Remember, in the buffer, the blog is identified with a simple
#+POST_BLOG: <name>
property. It's value is just going to be a text
string. And it may not even be present!
So what we have here is a pair of functions that, given a post
structure, will furnish us with a complete blog
structure, or throw an
exception indicating we should give up if the user declined to furnish
us with all the info we needed.
(defun org-blog-post-to-blog (post)
"Determine the blog to use for the given post.
It will ask for the blog name and blog engine if necessary, and
then hand off to the particular engine's `-params' function, so
it may make a number of interactive queries to the user."
(let* ((name (org-blog-get-name post))
(blog (cdr (assoc name org-blog-alist)))
(engine (org-blog-blog-to-engine blog))
(funcname (concat "org-blog-" engine "-params"))
(func (intern funcname)))
(unless (functionp func)
(error (format "Can't find params function for %s engine" engine)))
(apply func blog nil)))
(defun org-blog-blog-to-engine (blog)
"Get the blog engine name from the blog structure.
If it's not present, ask the user to choose from among those
available in org-blog-alist."
(let ((engine (or (cdr (assq :engine blog))
(empty-string-is-nil (completing-read
"Blog software: "
(mapcar 'car org-blog-engine-alist) nil t)))))
(unless engine
(error (format "Can't find engine %s" engine)))
engine))
The important thing to note, I think, is that these functions don't
presume to "know" anything about the structure of a blog
—that is,
while a WordPress blog may require various bits of information (XML-RPC
endpoint, username, password, blog-id), some other back-end might
require an entirely different set of attributes…and these functions
don't care. By delegating all the work of making sure that all
attributes are satisfied to functions that are written alongside the
particular blogging back-end, we allow back-ends that have very
different requirements.
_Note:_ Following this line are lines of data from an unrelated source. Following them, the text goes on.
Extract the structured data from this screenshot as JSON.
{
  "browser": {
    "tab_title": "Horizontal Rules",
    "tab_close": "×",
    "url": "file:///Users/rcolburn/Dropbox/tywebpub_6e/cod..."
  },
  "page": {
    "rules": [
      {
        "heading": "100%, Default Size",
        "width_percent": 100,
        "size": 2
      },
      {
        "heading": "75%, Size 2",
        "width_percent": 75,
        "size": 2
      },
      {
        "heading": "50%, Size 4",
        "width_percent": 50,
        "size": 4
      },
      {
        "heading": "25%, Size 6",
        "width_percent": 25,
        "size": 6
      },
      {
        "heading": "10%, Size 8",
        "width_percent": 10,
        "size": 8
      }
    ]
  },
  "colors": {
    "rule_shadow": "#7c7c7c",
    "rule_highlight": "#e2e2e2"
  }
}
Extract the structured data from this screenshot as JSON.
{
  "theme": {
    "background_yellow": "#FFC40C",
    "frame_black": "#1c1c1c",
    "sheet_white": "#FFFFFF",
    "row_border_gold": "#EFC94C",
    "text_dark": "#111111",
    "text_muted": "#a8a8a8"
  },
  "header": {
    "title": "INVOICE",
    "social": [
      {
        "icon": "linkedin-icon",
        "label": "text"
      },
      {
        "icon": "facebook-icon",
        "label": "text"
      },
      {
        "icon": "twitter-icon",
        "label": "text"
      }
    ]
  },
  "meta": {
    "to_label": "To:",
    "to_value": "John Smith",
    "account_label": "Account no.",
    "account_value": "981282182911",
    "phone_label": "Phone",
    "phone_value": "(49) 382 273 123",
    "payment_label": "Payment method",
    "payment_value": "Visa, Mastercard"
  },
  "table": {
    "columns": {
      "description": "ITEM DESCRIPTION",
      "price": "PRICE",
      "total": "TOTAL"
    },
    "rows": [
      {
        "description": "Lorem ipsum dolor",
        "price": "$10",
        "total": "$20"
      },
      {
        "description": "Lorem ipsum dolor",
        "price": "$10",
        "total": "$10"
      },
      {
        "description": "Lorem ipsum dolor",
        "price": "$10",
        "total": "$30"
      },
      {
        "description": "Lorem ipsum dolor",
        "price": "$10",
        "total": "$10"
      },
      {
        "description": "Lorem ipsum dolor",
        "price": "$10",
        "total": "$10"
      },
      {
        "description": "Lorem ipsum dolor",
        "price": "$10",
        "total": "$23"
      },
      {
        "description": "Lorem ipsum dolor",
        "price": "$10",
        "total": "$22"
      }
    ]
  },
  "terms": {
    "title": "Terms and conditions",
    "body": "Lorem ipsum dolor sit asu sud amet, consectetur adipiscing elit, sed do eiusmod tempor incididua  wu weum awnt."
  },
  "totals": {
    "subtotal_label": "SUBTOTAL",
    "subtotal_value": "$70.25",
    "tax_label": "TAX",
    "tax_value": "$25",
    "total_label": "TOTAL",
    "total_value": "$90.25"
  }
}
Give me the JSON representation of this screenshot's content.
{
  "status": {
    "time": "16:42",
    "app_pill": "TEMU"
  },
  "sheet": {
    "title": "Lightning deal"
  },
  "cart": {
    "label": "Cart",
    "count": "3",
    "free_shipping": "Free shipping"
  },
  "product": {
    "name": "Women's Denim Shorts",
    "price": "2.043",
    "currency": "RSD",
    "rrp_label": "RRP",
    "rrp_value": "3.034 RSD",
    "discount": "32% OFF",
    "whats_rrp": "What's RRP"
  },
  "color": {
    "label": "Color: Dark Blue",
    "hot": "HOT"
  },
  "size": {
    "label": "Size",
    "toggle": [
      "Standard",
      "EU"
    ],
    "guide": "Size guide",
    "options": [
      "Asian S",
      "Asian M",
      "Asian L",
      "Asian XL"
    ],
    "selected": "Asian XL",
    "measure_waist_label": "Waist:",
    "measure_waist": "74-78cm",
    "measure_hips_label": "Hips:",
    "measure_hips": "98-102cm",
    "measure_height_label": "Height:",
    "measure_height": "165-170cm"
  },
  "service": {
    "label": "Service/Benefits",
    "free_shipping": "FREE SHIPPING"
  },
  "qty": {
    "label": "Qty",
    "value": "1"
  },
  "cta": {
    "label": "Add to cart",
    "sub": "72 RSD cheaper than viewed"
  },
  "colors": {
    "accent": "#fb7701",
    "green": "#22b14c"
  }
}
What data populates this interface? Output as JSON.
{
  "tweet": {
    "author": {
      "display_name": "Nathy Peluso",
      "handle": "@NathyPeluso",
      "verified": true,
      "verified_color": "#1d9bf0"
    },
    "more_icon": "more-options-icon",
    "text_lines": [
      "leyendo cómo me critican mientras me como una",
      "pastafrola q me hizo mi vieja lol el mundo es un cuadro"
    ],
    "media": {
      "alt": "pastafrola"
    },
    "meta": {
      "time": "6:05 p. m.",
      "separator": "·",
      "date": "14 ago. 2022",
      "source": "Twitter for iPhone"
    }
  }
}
I could see this being used not just for
WordPress-like server-oriented back-ends but also for static site
generators and the like.
Testing is fairly straightforward:
(ert-deftest ob-test-org-blog-post-to-blog ()
"Test getting the blog information from a blog post"
(let* ((blog-passwd (read-passwd "Password for blog listing: "))
(org-blog-alist `(("bar" . ((:engine . "wp")
(:xmlrpc . "http://wordpress.com/xmlrpc.php")
(:username . "mdorman@ironicdesign.com")
(:password . ,blog-passwd)))))
(final-blog-param `((:blog-id . "46183217")
(:engine . "wp")
(:password . ,blog-passwd)
(:username . "mdorman@ironicdesign.com")
(:xmlrpc . "https://orgblogtest.wordpress.com/xmlrpc.php"))))
(org-blog-new)
(should (equal (org-blog-post-to-blog (org-blog-buffer-extract-post)) final-blog-param))))
We mock up the org-blog-alist
, create a new post (which will
automatically be assigned to the one available blog), and then we go
through the process to get our blog
structure out.
I will admit, I could probably be a little more adventurous in testing this—testing failure modes, etc.—but that will have to wait for future days when I'm just looking for something small to do.
Tomorrow I think we'll add the XML-RPC code for WordPress, as well as the generic machinery that calls it.